«(…) A cozinha desaparecia para dar lugar a uma salinha íntima com móveis caros e quadros pelas paredes e um piano a um canto. Rosália deixava de ter albumina, Maria Cláudia trazia um vestido da última moda. Só Anselmo não mudava. Era sempre o mesmo homem. Distinto, alto, decorativo, um pouco curvado, calvo, e cofiando o pequeno bigode. O rosto parado e inexpressivo, produto de um esforço de anos orientado no sentido de represar as emoções para garantia da respeitabilidade. Infelizmente, eram apenas cinco minutos. Os pés descalços de Rosália acabaram por dominar a cena, e Maria Cláudia foi a primeira a deitar-se. Na cozinha, marido e mulher começaram o diálogo-monólogo de quem está casado há mais de vinte anos. Banalidades, palavras ditas só por dizer, um simples prelúdio ao sono tranquilo da idade madura. Pouco a pouco, os ruídos foram diminuindo, até que ficou aquele silêncio de expectativa que antecede a chegada do sono. Depois o silêncio tornou-se mais denso. Apenas Maria Cláudia continuava acordada. Tinha sempre dificuldade em adormecer. Gostara da fita. No cinema, um rapaz olhara-a muito, durante os intervalos. À saída viera mesmo junto dela, a tal ponto que lhe sentira o hálito no pescoço. Só não percebia porque o rapaz não a seguira. Mais valia não ter olhado tanto para ela. Esqueceu-se do cinema para se lembrar da visita que fizera a casa de dona Lídia. Que bonita era dona Lídia!
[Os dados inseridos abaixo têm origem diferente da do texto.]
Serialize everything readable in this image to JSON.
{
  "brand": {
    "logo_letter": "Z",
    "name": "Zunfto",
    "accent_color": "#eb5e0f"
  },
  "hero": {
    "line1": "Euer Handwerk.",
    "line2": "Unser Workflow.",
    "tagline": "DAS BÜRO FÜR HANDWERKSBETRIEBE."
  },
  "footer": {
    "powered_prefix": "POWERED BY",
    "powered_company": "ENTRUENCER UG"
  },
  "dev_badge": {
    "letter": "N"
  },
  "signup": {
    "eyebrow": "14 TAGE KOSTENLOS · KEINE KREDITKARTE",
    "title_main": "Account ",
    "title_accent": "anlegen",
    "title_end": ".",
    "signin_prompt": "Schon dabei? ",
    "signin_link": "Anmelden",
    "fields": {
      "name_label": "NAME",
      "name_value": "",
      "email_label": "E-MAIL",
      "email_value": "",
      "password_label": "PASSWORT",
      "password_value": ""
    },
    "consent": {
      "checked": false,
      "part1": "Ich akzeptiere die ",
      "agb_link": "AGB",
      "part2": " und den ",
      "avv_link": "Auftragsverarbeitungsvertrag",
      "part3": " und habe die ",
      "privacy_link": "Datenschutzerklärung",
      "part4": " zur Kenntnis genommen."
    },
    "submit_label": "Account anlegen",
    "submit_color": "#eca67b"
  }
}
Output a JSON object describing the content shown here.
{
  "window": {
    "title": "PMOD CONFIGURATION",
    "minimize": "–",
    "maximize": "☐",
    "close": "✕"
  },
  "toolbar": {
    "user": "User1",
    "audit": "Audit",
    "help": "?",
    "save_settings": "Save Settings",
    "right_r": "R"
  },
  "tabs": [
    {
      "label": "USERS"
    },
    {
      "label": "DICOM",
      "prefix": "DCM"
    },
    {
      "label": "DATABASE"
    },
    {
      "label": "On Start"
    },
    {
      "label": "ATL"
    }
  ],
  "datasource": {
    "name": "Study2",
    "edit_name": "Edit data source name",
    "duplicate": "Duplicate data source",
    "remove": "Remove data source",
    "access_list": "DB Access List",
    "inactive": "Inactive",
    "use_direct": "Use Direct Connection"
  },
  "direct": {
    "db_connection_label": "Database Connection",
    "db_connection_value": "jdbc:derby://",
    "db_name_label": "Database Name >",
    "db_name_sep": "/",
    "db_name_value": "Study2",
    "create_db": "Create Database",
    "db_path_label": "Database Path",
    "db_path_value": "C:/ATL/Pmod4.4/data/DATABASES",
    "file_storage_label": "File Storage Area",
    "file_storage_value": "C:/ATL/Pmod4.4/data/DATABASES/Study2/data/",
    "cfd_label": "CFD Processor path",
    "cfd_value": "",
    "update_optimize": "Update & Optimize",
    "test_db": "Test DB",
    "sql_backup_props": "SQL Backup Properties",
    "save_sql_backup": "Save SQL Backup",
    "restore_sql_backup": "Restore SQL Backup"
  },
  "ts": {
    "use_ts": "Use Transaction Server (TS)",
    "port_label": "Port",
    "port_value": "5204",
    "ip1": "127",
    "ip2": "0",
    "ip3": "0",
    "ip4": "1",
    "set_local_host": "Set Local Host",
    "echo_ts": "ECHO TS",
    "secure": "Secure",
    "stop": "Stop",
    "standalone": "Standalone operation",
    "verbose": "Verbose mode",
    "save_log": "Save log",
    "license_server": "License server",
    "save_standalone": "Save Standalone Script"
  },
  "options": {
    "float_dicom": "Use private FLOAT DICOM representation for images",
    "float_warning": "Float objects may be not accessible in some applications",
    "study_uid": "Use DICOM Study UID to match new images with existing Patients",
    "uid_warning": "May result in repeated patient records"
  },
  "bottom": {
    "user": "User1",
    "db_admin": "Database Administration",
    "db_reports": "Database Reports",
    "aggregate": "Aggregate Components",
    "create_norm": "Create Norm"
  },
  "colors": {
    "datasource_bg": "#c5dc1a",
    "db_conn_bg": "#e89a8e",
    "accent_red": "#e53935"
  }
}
Muito mais bonita que eu... Teve pena de não ser como dona Lídia. Subitamente, lembrou-se de que vira o automóvel à porta. Ficou sobre brasas, já incapaz de adormecer. Ignorava que horas eram, mas calculou que não devia estar muito longe das duas. Sabia, como toda a gente no prédio, que o visitante nocturno de don Lídia saía por volta das duas da madrugada. Por efeito da fita, do rapaz ou da visita matinal, sentia-se cheia de curiosidade, embora achasse nessa curiosidade algo de censurável e impróprio. Esperou. Minutos depois, ouviu no andar de baixo o ruído de uma lingueta que corre e duma porta que se abre. Um som indistinto de vozes e uns passos descendo a escada. Com cuidado, para não acordar os pais, a rapariga deixou-se escorregar da cama. Caminhando na ponta dos pés, chegou à janela e entreabriu a cortina. O automóvel ficava sempre encostado ao passeio fronteiro. Viu o vulto pesado do homem atravessar a rua e entrar no automóvel. O carro começou a rolar e, rapidamente, desapareceu do campo de visão de Maria Cláudia.
Dona Carmen tinha um modo muito seu de saborear
as manhãs. Não era pessoa que se deixasse ficar na cama até à hora do almoço e
nem isso lhe era possível porque tinha de tratar da refeição do marido e de
arranjar o Henriquinho, mas não lhe falassem em lavar-se e pentear-se antes do
meio-dia. Adorava andar pela casa fora, durante a manhã, por arranjar, os
cabelos soltos, toda ela descuidada e preguiçosa. O marido detestava
semelhantes hábitos, que implicavam com as suas normas de regularidade. Vezes
sem conto tentara convencer a mulher a emendar-se, mas o tempo encarregara-se
de fazer-lhe ver que era tempo perdido. Apesar de a sua profissão de caixeiro
de praça não lhe impor um horário rígido, escapava-se de manhã cedo só para não
ficar indisposto todo o dia. Carmen,
por seu lado, desesperava-se quando o marido se demorava em casa depois do
café. Não que se sentisse obrigada por tal a faltar aos seus queridos hábitos,
mas a presença do marido diminuía-lhe o prazer da manhã. O resultado é que,
para ambos, dia em que isso acontecesse era dia estragado». In José
Saramago, Claraboia, 1953, Editorial Caminho, 2011, ISBN 978-972-212-441-6.